Assessment of Power System Stability Considering Multiple Time-Scale Dynamics: Insights into Hopf Bifurcations in Presence of GFL and GFM IBRs

TL;DR

This paper highlights the importance of analyzing power system stability across multiple time scales simultaneously, revealing potential instabilities missed by traditional single-scale models, especially in systems with inverter-based resources.

Contribution

It introduces a multi-time-scale stability assessment method using Hopf bifurcations and demonstrates how GFL and GFM inverters can complement each other from this perspective.

Findings

Multi-time-scale analysis uncovers instabilities missed by traditional methods.

Hopf bifurcation analysis reveals critical stability thresholds.

GFL and GFM inverters can complement each other for enhanced stability.

Abstract

Real power systems exhibit dynamics that evolve across a wide range of time scales, from very fast to very slow phenomena. Historically, incorporating these wide-ranging dynamics into a single model has been impractical. As a result, power engineers rely on time-scale decomposition to simplify models. When fast phenomena are evaluated, slow dynamics are neglected (assumed stable), and vice versa. This paper challenges this paradigm by showing the importance of assessing power system stability while considering multiple time scales simultaneously.

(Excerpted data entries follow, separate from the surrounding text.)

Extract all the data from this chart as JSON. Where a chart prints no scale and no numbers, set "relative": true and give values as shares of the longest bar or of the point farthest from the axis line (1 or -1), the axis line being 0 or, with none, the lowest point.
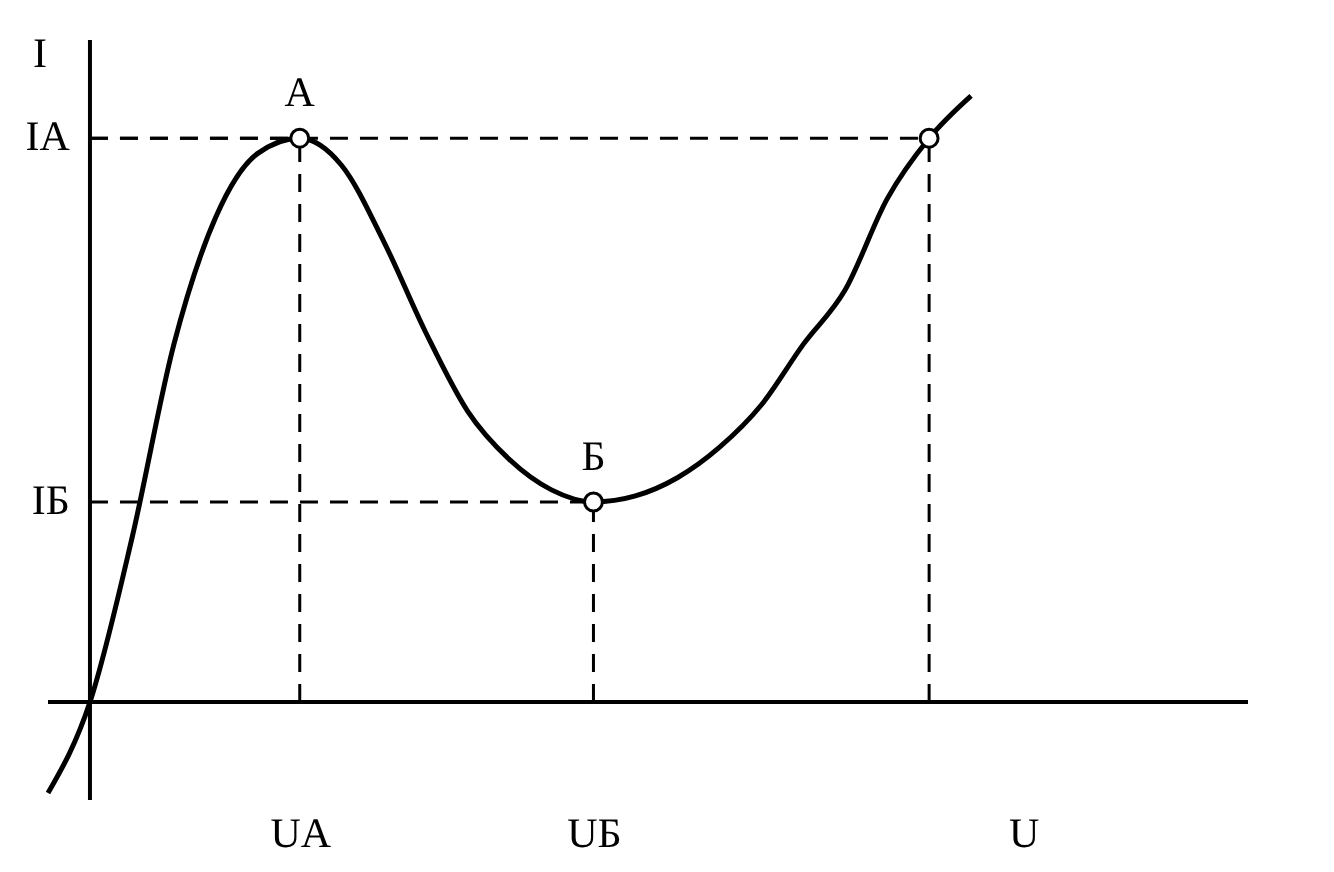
{
  "chart_data": {
    "type": "line",
    "relative": true,
    "xlabel": "U",
    "ylabel": "I",
    "categories": [
      null,
      null,
      null,
      null,
      null,
      null,
      "UА",
      null,
      null,
      null,
      null,
      null,
      null,
      "UБ",
      null,
      null,
      null,
      null,
      null,
      null,
      null,
      null,
      null,
      null,
      null,
      null,
      null,
      null,
      null
    ],
    "annotations": [
      "А",
      "Б",
      "IА",
      "IБ"
    ],
    "series": [
      {
        "type": "line",
        "color": "#000000",
        "marker": "none",
        "line_style": "solid",
        "values": [
          -0.15,
          0,
          0.27,
          0.59,
          0.8,
          0.905,
          0.93,
          0.885,
          0.76,
          0.61,
          0.48,
          0.4,
          0.35,
          0.33,
          0.34,
          0.37,
          0.42,
          0.49,
          0.59,
          0.68,
          0.83,
          0.93,
          1.0,
          null,
          null,
          null,
          null,
          null,
          null
        ]
      },
      {
        "type": "scatter",
        "color": "#000000",
        "marker": "circle",
        "line_style": "dashed",
        "values": [
          null,
          null,
          null,
          null,
          null,
          null,
          0.93,
          null,
          null,
          null,
          null,
          null,
          null,
          0.33,
          null,
          null,
          null,
          null,
          null,
          null,
          null,
          0.93,
          null,
          null,
          null,
          null,
          null,
          null,
          null
        ]
      }
    ]
  }
}
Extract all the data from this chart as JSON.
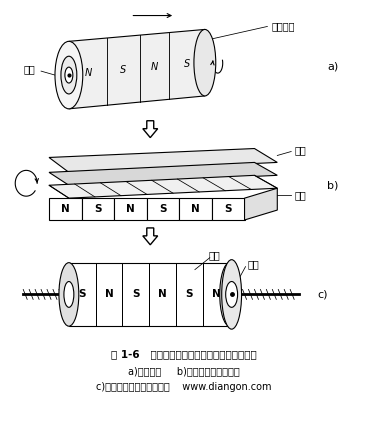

Using the concept of Hopf bifurcations, it exemplifies instability issues that would be missed if multi-time-scale dynamics are not considered. Although this work employs both grid-following and grid-forming inverter-based resource models, it is not a direct comparison. Instead, it presents a case study demonstrating how one technology can complement the other from a multi time-scale dynamics perspective.